When I hear of an Italian band creating Southern hard rock inspired by a Mexican cult, my expectation for an exceedingly unusual listening experience increases tenfold. Such an odd combination of elements put into the blender of musical expression would normally result in an abnormality smoothie that may entertain, or frighten, or both. De La Muerte don’t blow the doors off the crazy barn; instead they provide a product with a couple of unique qualities and a handful of endlessly tried mechanics.
The most interesting aspect of De La Muerte are the vocals, which at times fall to an operatic baritone, and others imitate Todd La Torre of Queensryche in a rich, warbling high tone. Sprawling range aside, the vocalist also manages to wrap his tongue around some faster paced portions that create mildly catchy lexicons. The lyrics fully embrace the Southern/Western themes with songs that glamorize destructive gambling habits, six gun shoot outs, and the practices and morals of the day of the dead. Unfortunately, the vocals are the only element of the music that even acknowledges the Southern theme, as the instrumental seems to have a complete disregard for the direction and overarching ideas.
The instrumental part has a solid production value with all the layers mixing and building off each other within the individual songs, but not throughout the album. The lack of an overall direction makes each song sound very similar to one another, as they take the same twists and turns and wind down into conclusions that are so close to each other they may as well be twins. The sound is a bit like what you would get if you boiled down Volbeat’s music to the very core of its metal and threw in some Avenged Sevenfold drama-mongering antics.
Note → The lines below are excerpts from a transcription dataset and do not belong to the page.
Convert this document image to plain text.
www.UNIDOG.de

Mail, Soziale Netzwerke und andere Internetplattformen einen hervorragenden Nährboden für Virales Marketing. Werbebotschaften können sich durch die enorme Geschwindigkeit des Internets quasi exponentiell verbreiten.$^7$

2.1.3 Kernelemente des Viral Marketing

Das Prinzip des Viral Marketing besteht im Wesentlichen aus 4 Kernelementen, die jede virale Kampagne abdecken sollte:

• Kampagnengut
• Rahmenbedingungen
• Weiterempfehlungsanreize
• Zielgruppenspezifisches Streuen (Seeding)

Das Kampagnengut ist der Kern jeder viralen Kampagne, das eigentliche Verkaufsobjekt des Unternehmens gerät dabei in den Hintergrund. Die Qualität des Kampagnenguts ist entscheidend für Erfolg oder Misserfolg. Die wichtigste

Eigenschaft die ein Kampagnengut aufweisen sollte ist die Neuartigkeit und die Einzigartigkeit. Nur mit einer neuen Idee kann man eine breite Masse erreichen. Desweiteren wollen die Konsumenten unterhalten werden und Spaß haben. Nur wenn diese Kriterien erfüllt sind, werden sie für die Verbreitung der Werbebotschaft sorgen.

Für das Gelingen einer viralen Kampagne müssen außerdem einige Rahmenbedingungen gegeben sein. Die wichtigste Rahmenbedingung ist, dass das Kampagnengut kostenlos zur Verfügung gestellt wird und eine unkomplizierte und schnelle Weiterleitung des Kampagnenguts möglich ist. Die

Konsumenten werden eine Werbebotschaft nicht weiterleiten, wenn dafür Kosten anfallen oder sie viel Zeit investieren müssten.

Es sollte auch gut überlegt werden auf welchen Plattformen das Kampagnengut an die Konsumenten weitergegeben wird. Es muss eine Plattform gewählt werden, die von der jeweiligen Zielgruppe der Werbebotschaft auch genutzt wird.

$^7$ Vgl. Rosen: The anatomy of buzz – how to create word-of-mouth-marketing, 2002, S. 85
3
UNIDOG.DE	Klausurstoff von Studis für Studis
Overall, the performance is very disappointing in the simplicity and short-sightedness of its presentation and execution. Everything seen in the instrumental, while not being inherently bad, has been done many times before and will be done again many more, as it is the go to example of generic metal.
De La Muerte begin with the promise of a concept that may not be incredibly original, but does at least have the potential for some intrigue and mischievous behaviour. The vocalist seems to be the only one to pick up the idea, run with it, and drive everything he’s got into it, leaving his bandmates in the dust to twiddle their thumbs and ask each other about the weather. While there is solid playing and energy present in the sound, there is a lack of originality that hampers the performance and keeps it from taking off the launch pad into new frontiers.